I waited until I heard her reach the ground floor before I went to retrieve her. She’d slept over twenty hours and would be hungry. It was the perfect time to interrogate her.

She took a moment at the bottom of the stairs to straighten her back and breathe. Her hand moved to her abdomen, favouring her right side. Her black eye was to the left. The full inventory of what my son had done to her was laid out in front of me without apology.

The brutality of her beating was uncontested.

She wasn’t at a police station.

She hadn’t travelled back to her parents.

Sayla Kersey had come to me.

“Mrs Davis will have your food ready soon, but I believe we need to have a conversation first,” I said.

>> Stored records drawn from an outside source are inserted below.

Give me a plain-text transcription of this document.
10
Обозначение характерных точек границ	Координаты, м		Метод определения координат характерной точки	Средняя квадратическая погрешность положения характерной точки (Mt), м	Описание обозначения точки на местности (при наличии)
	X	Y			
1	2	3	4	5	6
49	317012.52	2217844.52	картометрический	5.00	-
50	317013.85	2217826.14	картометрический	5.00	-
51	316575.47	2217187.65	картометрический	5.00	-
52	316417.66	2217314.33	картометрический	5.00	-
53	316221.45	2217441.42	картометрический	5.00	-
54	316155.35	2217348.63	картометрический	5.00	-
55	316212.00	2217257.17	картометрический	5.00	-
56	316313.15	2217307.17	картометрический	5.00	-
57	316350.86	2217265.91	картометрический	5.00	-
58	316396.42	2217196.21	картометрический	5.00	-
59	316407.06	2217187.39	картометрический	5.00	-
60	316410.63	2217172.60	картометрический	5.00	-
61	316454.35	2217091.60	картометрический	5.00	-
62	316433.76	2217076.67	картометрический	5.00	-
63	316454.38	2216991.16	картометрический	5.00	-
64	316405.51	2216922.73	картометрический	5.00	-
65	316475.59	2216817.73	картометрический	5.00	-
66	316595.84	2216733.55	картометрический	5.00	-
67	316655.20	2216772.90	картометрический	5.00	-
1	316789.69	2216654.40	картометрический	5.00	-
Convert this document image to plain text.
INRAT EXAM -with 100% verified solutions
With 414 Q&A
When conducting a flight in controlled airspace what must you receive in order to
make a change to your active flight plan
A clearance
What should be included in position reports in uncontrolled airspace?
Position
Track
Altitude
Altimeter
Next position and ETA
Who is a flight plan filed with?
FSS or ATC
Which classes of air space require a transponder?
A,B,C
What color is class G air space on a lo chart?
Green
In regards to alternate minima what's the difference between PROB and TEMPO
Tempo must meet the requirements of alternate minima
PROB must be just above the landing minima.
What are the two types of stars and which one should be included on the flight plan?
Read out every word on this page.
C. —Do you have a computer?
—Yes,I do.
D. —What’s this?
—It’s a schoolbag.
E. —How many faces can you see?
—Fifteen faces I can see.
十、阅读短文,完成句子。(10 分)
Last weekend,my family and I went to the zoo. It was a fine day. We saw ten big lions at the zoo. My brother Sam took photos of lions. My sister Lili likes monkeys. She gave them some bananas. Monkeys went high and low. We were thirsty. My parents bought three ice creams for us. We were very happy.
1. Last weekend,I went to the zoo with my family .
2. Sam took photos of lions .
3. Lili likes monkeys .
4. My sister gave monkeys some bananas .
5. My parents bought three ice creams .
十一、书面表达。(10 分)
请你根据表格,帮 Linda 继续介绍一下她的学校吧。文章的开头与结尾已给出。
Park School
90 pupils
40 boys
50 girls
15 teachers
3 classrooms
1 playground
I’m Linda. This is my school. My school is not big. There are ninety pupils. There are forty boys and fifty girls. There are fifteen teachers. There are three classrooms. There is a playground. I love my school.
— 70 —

She startled. Her head jerked up.

Eye contact didn’t last.

Her eyes fell to the floor before she moved forward. Quietly. Carefully. The way something does when it has learned that stillness is safer than movement.

The next six weeks would be difficult for her.

She shuffled past me into the drawing room and I almost reached out to touch her dark hair. Almost.

That was the problem with playing the long game. When the noose was set to tighten, impatience was detrimental. It would do no good to spook her.

Not when I was so close.

Her movements were slow. She winced as she lowered herself onto the couch, one hand braced against the armrest, the other pressed instinctively to her ribs.

“The rib will take four to five weeks to heal,” I said, taking a seat across from her.

Hair fell over her face as she glanced up.